India Investing: From Great to Merely Good

A strong rupee is putting a damper on exports, but domestic spending should give stocks a lift

Investors who barely thought of India five years ago piled into Indian stocks in 2007. The Sensex, the Bombay Stock Exchange's index of 30 top stocks, rose almost 40% over the year. The India story—China-class powerhouse, 9% GDP growth, expanding consumer class—was an easy sell for brokers.

But is 2008 the year of the great Indian cooldown? The strong rupee is pinching exports, and valuations have gotten quite high by Indian standards: The price-earnings ratio for the Sensex is about 26, compared with an historic average of 15. Throw in the risk of a U.S. slowdown, rising inflation, and political gridlock in Delhi, and you have a case for getting out of Indian stocks.

Plenty of market pros, however, think Indian equities could still have a good, though not great, year. The Sensex could rise 15% in 2008, says Bharat Iyer, research head at JPMorgan Chase (JPM). Overall corporate earnings should be up 18%—not the same blistering rate as before but pretty good. Says Ridham Desai, managing director at Morgan Stanley (MS): "India is one of the few emerging market countries experiencing upward earnings revisions, which should provide comfort to investors."

If India bulls through, it will be because of its domestic economy, not red-hot exports. Indians are borrowing to buy homes in record numbers, purchasing more cars than ever, making billions of cell-phone calls, and calling for the government to fix the country's creaky infrastructure. Consumer spending should keep growing at a 6% rate, and auto loans should balloon by 50% in two years, to $17 billion annually.

This domestic focus provides a guidepost for stockpicking. ICICI Bank (IBN), with more than 500 branches, is a powerful retail franchise that is spending heavily on information technology to boost service and improve efficiency. Its estimated p-e ratio is pricey at 30, but earnings look set to advance more than 30%. Cellular operator Bharti Airtel boasts an operating margin of 22%, while its estimated p-e ratio is a more approachable 26. Sobha Developers is building luxury developments in Bangalore and fast-growing cities like Pune. Morgan Stanley thinks it's a good value.

India's continued transition to a market economy offers some opportunities as well. The government has been steadily shedding its holdings in big, old-line companies. Far from diluting these shares, the exit of the government as a shareholder has in the past sent stocks in privatized companies soaring. This game should continue: The government is expected to decrease its stakes in both $4.4 billion power-equipment maker Bharat Heavy Electricals and $8.7 billion Steel Authority of India.

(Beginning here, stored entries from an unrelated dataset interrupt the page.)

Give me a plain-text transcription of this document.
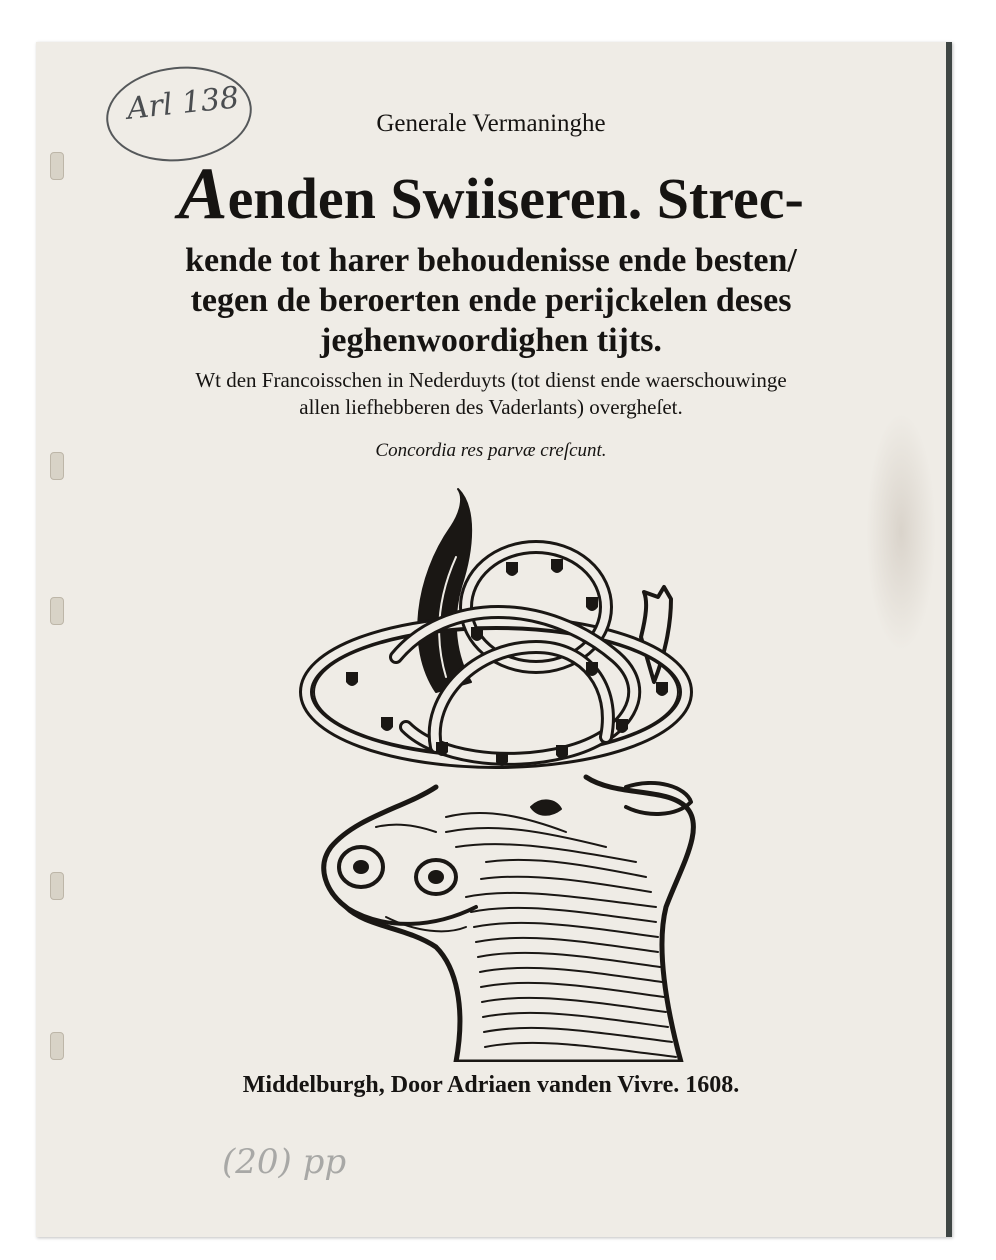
Arl 138	Generale Vermaninghe
Aenden Swiiseren. Strec-
kende tot harer behoudenisse ende besten/
tegen de beroerten ende perijckelen deses
jeghenwoordighen tijts.
Wt den Francoisschen in Nederduyts (tot dienst ende waerschouwinge
allen liefhebberen des Vaderlants) overgheſet.
Concordia res parvæ creſcunt.
Middelburgh, Door Adriaen vanden Vivre. 1608.
(20) pp
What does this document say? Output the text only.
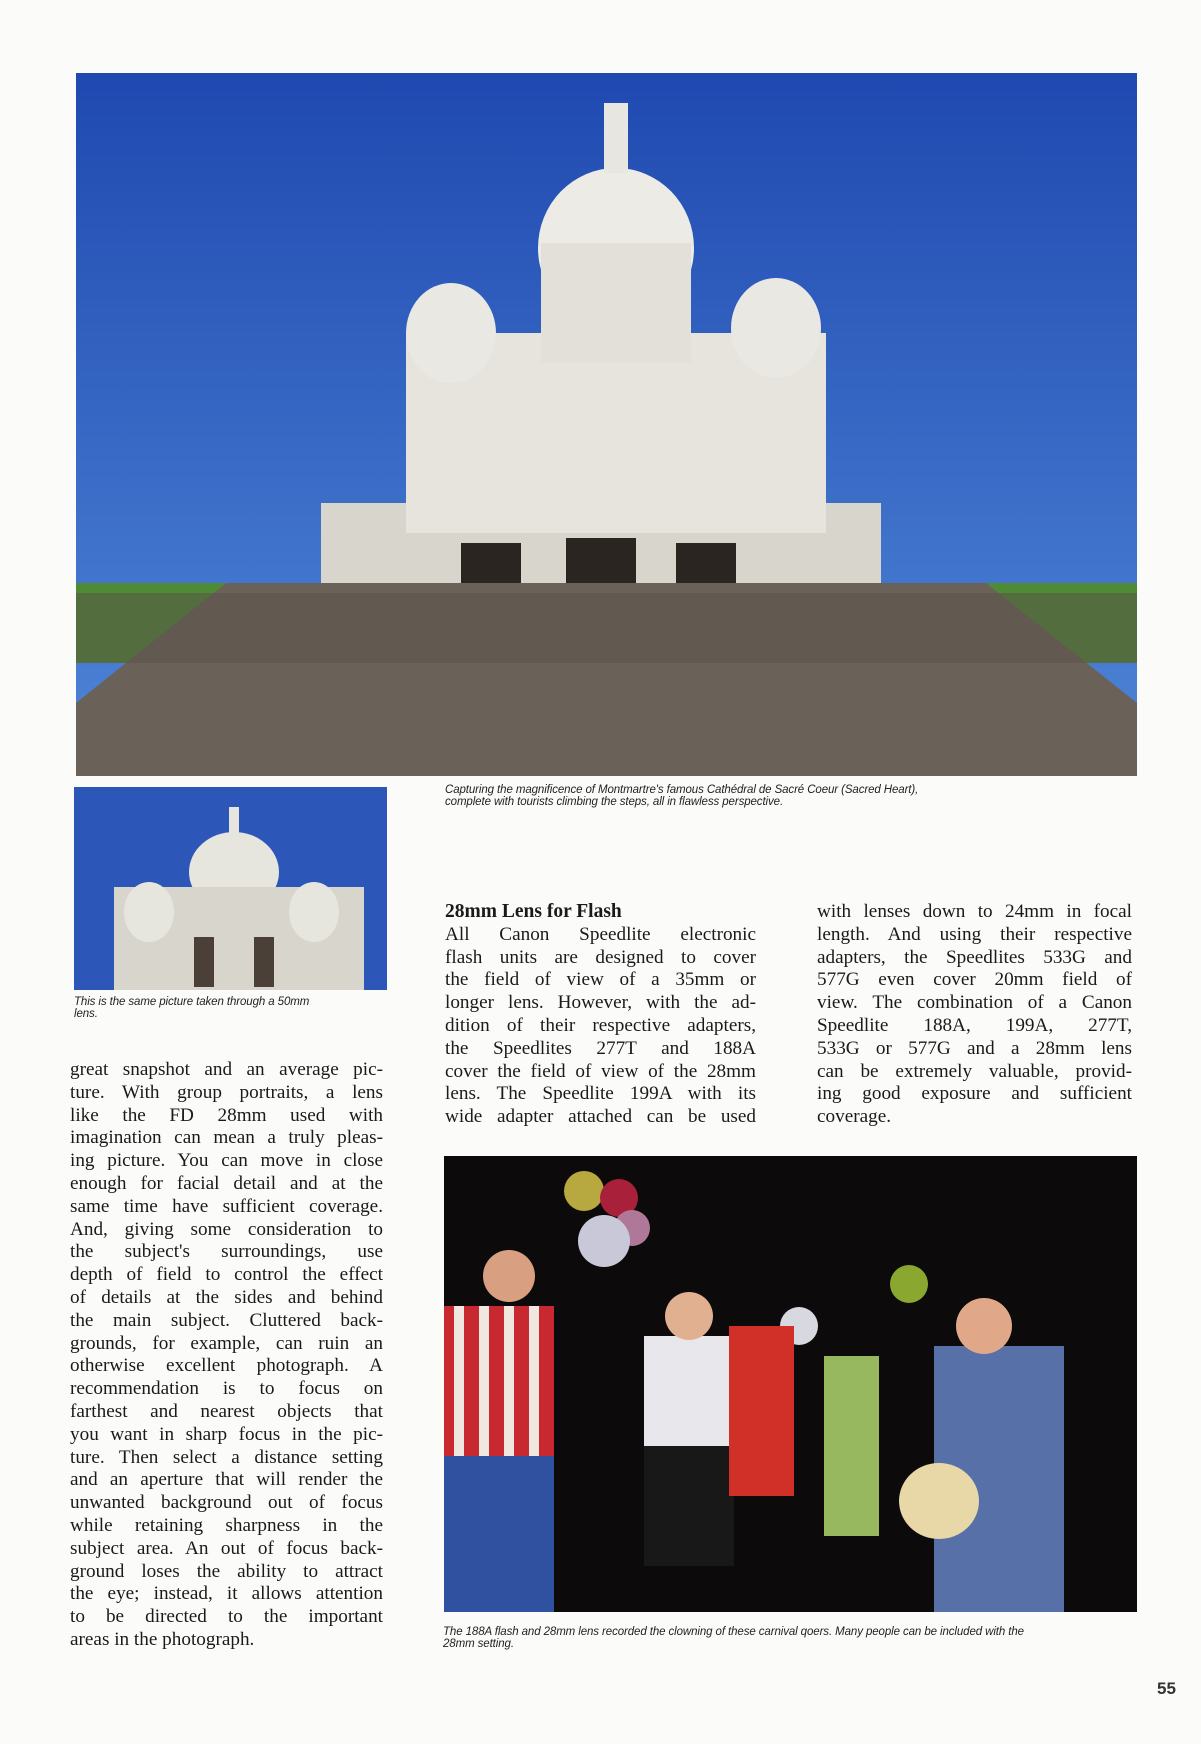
Capturing the magnificence of Montmartre's famous Cathédral de Sacré Coeur (Sacred Heart),
complete with tourists climbing the steps, all in flawless perspective.
This is the same picture taken through a 50mm
lens.
great snapshot and an average pic-
ture. With group portraits, a lens
like the FD 28mm used with
imagination can mean a truly pleas-
ing picture. You can move in close
enough for facial detail and at the
same time have sufficient coverage.
And, giving some consideration to
the subject's surroundings, use
depth of field to control the effect
of details at the sides and behind
the main subject. Cluttered back-
grounds, for example, can ruin an
otherwise excellent photograph. A
recommendation is to focus on
farthest and nearest objects that
you want in sharp focus in the pic-
ture. Then select a distance setting
and an aperture that will render the
unwanted background out of focus
while retaining sharpness in the
subject area. An out of focus back-
ground loses the ability to attract
the eye; instead, it allows attention
to be directed to the important
areas in the photograph.
28mm Lens for Flash
All Canon Speedlite electronic
flash units are designed to cover
the field of view of a 35mm or
longer lens. However, with the ad-
dition of their respective adapters,
the Speedlites 277T and 188A
cover the field of view of the 28mm
lens. The Speedlite 199A with its
wide adapter attached can be used
with lenses down to 24mm in focal
length. And using their respective
adapters, the Speedlites 533G and
577G even cover 20mm field of
view. The combination of a Canon
Speedlite 188A, 199A, 277T,
533G or 577G and a 28mm lens
can be extremely valuable, provid-
ing good exposure and sufficient
coverage.
The 188A flash and 28mm lens recorded the clowning of these carnival qoers. Many people can be included with the
28mm setting.
55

Even tech stocks such as Infosys and TCS, which were hammered in 2007 as the rupee affected exports, could win back investors in 2008. Their 30% earnings growth is still high, and they are diversifying into other markets to reduce their reliance on the U.S. Best of all, their p-e ratios of 20 represent a discount to the market. The tech stocks, like other Indian equities, won't deliver the thrilling ride of 2007. But much of the India story should stay solid.